Soon after the Liberation, British investigators established that ‘wicked and merciless crimes were carried out on British soil.’ They named five German officers guilty of war crimes in Alderney as still being held in the islands; ten more were known to be in POW camps in Britain; another 31 suspected of war crimes were in the Allied zones of occupied Germany. Britain tried none of them – partly because of its disintegrating relationship with the Soviet Union, but partly also because such trials would have been acutely embarrassing to a government which felt the Channel Island Occupation injured British self-esteem. Since 1946 the British authorities have covered up their failure to prosecute, claiming that none of the suspected war criminals was ever in their hands.
‘J is for Jersey enchained by the foe / And abandoned by Britain in nineteen four 0’ is a couplet taken from an Occupation Alphabet and reproduced in Asa Briggs’s picture book, which coincides with a special exhibition in the Imperial War Museum. Briggs doesn’t discuss this couplet, however, as he does others (on Informers, Black Marketeering and the ‘Jerrybags’ who consorted with German soldiers); he steers clear of the conflicts of feeling or interest between Channel Islanders and the British which arose before, during and after the Occupation. Consequently, he, too, neglects specific issues of British responsibility and overlooks key ways in which the Occupation cannot be assimilated to a hypothetical occupation of Britain. His account is welcome all the same. It is a slight book and contains no original research, but its modesty by and large saves it from error and sensationalism.

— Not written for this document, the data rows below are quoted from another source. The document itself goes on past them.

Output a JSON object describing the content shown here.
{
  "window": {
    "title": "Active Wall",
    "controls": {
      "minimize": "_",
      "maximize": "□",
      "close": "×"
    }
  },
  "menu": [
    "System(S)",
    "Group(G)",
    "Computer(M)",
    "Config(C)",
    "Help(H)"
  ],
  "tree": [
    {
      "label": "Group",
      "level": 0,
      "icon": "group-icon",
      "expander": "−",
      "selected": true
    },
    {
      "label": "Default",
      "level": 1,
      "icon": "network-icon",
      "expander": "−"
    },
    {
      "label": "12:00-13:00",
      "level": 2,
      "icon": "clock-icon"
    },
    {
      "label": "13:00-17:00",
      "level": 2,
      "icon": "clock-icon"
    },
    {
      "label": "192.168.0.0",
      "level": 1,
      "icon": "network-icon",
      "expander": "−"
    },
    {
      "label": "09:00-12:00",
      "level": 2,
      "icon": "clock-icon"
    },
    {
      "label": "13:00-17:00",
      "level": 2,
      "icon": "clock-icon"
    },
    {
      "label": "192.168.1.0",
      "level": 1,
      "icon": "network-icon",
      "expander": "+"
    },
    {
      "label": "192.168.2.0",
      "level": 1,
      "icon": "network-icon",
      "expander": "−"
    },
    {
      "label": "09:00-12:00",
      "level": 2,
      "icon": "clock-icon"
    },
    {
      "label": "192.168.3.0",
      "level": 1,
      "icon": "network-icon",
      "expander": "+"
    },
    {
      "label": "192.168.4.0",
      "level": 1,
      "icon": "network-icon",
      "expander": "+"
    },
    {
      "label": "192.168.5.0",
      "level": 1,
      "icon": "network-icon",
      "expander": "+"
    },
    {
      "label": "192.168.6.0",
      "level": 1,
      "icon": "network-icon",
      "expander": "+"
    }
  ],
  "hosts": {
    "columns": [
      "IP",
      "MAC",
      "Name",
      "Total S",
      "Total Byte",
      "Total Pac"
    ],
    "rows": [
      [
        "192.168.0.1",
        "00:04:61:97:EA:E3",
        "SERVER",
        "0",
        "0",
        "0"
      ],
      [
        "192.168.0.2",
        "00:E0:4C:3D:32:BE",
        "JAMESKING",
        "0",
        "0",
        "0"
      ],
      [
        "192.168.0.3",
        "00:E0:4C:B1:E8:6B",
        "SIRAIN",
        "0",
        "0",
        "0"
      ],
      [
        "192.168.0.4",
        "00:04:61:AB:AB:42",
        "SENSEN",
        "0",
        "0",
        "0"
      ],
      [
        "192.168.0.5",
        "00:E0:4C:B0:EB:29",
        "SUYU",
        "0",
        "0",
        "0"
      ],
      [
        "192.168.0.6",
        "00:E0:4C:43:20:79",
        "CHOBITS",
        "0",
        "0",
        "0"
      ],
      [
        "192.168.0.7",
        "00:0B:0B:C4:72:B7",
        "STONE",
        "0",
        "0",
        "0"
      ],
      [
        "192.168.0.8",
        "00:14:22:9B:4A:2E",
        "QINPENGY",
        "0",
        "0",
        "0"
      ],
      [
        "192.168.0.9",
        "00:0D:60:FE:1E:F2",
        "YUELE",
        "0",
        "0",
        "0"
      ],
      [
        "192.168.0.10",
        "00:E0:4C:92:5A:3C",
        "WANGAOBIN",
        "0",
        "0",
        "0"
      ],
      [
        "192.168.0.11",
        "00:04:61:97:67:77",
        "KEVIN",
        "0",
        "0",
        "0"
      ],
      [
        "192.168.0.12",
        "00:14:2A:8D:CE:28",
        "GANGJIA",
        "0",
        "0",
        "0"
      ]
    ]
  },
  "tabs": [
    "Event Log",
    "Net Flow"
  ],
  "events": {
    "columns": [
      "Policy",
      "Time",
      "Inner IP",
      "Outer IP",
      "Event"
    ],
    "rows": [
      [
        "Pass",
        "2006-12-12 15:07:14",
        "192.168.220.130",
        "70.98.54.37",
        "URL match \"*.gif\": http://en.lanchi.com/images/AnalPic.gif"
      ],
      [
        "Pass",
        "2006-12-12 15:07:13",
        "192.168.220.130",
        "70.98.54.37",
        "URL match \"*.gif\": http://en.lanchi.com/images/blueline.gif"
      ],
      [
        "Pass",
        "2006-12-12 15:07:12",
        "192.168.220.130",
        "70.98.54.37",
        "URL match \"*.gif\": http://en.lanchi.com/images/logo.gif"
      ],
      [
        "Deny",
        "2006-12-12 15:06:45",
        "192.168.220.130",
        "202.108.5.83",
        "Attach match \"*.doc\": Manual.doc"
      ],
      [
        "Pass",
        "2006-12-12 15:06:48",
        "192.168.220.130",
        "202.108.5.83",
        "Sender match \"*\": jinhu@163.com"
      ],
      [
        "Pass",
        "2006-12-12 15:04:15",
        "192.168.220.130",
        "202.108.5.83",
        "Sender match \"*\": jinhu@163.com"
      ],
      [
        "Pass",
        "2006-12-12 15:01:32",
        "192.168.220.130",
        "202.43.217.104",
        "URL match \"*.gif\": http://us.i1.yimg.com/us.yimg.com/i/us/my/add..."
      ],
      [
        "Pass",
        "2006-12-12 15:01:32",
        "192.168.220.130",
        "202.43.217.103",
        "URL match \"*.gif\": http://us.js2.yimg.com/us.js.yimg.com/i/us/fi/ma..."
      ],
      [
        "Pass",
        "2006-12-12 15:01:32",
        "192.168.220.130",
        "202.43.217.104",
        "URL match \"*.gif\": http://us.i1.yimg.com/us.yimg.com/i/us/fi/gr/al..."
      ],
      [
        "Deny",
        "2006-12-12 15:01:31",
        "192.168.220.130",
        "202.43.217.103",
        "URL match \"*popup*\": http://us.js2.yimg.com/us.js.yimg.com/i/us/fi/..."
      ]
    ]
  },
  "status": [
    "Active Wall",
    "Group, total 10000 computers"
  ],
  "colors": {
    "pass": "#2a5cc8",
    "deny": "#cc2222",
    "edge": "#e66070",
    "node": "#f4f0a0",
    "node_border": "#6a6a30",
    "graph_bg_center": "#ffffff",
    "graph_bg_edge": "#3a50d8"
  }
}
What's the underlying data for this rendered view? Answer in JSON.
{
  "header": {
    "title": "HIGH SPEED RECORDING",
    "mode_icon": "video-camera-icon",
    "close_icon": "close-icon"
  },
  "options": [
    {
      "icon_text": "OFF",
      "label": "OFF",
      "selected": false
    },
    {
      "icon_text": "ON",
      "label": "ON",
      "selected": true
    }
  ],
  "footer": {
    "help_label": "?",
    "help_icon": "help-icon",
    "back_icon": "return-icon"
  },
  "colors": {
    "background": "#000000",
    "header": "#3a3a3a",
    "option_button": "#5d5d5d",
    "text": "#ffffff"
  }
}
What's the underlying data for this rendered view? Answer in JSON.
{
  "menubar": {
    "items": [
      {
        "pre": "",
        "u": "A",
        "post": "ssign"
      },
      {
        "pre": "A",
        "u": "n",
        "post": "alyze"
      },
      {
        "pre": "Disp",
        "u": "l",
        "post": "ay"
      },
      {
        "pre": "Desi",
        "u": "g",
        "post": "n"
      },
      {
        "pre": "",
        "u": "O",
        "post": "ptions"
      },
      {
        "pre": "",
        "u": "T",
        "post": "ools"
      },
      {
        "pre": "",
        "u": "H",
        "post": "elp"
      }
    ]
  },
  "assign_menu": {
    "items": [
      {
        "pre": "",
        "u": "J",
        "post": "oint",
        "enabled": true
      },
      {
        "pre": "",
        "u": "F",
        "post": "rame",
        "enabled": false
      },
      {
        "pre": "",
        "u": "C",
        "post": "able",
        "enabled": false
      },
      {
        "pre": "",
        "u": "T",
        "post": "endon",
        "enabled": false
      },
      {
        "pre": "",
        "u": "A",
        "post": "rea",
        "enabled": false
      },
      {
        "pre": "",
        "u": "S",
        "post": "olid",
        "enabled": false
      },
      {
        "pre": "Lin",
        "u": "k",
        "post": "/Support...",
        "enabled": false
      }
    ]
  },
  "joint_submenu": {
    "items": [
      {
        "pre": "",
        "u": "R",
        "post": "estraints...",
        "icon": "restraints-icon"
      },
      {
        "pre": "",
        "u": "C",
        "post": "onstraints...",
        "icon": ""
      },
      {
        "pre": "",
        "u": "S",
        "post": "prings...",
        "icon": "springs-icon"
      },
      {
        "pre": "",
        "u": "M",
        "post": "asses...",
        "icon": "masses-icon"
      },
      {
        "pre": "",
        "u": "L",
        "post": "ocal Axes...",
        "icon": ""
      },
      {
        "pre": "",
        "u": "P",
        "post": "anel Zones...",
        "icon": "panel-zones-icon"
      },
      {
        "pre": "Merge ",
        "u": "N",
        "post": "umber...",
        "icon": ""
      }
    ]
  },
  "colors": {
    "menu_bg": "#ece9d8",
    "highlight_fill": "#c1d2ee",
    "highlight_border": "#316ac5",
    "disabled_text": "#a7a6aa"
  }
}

The two books have similar pictures on the cover: in both a British policeman is standing happily beside a Wehrmacht soldier. To contemporary British eyes it is a weird image, both real and unreal, showing an entirely familiar Bobby conversing with a German who could be straight out of any of a hundred cliché-ridden war films. Briggs ‘s cover picture is heavily framed by blocks of lurid yellow, red and black, recalling the German flag. A more effective image for anti-EC propaganda is hard to imagine. This isn’t a nightmare vision of England, past or present, however; its a picture of a specific place in the Channel Islands at a specific moment between 1940 and 1945 (significantly, neither book gives details of where or when these photos were taken). To Channel Island eyes, it depicts a still traumatic reality.